Kurban topluluklarda kardeşlik, yardımlaşma ve dayanışma ruhunu canlı tutar; sosyal adaletin gerçekleşmesinde katkısı olur. Özellikle et satın alma imkânı bulunmayan veya çok sınırlı olan durumu olmayanların bulunduğu ortamlarda onun bu vazifesini daha net şekilde görmek mümkündür.
Zengine malını Allah’ın rızâsı, yardımlaşma ve başkalarıyla paylaşma yolunda harcama mutluluk ve alışkanlığını verir; onu cimrilik illetinden, dünya malına düşkünlükten kurtulmasını sağlar.
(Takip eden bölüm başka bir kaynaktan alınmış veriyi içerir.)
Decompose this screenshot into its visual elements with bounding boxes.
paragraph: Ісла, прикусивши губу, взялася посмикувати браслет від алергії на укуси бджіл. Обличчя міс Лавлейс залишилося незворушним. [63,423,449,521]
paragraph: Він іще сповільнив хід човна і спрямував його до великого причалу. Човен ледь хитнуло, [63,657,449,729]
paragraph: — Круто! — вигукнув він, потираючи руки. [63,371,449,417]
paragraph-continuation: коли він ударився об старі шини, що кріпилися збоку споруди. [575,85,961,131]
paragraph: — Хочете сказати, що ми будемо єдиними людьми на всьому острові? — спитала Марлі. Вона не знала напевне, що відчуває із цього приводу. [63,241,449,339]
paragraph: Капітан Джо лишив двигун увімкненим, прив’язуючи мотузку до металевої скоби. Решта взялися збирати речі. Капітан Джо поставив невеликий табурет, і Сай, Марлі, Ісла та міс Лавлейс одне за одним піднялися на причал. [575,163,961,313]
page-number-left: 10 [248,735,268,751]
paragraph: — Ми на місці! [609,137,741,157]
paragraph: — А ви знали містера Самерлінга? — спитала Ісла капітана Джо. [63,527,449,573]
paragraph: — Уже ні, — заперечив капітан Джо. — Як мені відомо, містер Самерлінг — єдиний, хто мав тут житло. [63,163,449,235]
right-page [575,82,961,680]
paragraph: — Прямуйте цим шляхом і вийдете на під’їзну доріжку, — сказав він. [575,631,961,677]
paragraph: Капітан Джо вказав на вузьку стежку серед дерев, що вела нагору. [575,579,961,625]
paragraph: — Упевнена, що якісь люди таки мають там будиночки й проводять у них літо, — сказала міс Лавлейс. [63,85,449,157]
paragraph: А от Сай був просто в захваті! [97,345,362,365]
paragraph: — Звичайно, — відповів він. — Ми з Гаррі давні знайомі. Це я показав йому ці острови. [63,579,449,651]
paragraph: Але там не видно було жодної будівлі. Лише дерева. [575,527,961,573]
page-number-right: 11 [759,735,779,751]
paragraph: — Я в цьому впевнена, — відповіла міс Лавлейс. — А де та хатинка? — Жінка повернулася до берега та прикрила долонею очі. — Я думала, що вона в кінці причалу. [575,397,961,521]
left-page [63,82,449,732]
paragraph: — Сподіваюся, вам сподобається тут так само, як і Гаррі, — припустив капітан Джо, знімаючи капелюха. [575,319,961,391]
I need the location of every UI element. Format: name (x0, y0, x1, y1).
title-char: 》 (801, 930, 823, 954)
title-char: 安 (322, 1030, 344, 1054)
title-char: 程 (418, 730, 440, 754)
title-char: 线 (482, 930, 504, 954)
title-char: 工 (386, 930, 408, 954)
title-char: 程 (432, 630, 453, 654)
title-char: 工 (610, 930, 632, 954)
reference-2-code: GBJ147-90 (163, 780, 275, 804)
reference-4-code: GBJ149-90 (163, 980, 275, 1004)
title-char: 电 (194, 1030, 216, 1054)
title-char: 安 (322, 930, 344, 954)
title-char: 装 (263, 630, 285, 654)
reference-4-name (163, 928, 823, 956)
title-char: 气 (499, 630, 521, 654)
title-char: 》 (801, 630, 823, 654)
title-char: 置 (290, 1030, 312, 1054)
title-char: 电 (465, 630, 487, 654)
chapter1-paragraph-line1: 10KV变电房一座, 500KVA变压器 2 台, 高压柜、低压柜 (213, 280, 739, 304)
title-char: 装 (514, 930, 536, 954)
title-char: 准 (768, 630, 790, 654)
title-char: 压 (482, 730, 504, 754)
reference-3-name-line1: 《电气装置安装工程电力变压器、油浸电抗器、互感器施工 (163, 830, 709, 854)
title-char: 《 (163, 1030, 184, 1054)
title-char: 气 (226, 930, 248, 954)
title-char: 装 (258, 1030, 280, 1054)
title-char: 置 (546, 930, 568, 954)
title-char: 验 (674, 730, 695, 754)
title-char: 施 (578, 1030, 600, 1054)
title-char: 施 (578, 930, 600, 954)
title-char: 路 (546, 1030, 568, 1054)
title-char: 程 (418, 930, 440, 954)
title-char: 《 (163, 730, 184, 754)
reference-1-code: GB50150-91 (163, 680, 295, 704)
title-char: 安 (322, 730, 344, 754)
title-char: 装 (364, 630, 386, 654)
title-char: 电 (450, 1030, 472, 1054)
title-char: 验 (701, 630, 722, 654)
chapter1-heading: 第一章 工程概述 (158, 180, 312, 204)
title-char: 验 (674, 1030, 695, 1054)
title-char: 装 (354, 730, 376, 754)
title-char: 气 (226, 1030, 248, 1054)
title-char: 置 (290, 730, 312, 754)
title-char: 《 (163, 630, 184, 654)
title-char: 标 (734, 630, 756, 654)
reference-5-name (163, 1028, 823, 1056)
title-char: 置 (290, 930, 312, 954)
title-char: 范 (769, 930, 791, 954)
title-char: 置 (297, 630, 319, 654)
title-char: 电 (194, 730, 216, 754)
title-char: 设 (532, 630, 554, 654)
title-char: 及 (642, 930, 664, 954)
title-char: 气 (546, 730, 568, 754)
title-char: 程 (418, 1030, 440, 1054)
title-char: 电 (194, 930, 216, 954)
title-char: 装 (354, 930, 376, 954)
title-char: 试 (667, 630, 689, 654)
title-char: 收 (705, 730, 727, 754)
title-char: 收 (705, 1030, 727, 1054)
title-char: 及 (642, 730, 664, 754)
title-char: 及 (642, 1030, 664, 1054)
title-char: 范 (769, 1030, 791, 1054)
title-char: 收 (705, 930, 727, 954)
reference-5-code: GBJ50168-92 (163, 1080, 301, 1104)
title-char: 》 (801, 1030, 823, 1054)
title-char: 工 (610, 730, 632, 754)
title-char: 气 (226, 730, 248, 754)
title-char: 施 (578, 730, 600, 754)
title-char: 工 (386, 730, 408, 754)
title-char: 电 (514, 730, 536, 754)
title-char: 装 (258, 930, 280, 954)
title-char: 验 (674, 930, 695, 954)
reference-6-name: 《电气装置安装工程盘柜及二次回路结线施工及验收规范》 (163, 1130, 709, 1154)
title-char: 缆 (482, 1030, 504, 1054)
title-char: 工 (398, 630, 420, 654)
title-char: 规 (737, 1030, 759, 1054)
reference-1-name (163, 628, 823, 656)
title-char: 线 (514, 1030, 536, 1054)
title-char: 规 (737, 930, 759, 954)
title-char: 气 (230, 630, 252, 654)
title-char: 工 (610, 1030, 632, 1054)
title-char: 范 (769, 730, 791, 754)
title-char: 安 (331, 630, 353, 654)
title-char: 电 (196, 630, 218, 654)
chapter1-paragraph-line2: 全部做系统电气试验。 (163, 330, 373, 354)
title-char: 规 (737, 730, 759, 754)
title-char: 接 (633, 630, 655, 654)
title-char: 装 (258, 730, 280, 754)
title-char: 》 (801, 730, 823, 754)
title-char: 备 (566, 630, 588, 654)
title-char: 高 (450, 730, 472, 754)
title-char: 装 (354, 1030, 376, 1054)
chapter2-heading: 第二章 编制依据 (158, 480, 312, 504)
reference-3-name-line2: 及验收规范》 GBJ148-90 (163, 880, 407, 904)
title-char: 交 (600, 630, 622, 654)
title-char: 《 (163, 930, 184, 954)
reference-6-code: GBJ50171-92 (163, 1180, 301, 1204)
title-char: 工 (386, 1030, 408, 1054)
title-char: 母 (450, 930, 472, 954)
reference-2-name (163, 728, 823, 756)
Fakirin de varlıklı kullar aracılığıyla Allah’a şükretmesine, dünya nimetinin yeryüzündeki dağılımı konusunda karamsarlık ve düşmanlıktan kendini kurtarmasına ve kendini toplumunun bir parçası olarak hissetmesine sebep olur. Kurban ibadetinin faydası sadece sosyal dayanışma ve malî yardım ile kısıtlanmayacağı gibi, her ibadetin kendi içinde ve şekil olarak farklı mana ve hikmetleri olduğu için kurban yerine başka bir ibadetin yerine getirilmesi, meselâ kurbanın parasının verilmesi, fakirlere yiyecek yardımı yapılması, namaz kılınıp oruç tutulması câiz görülmez.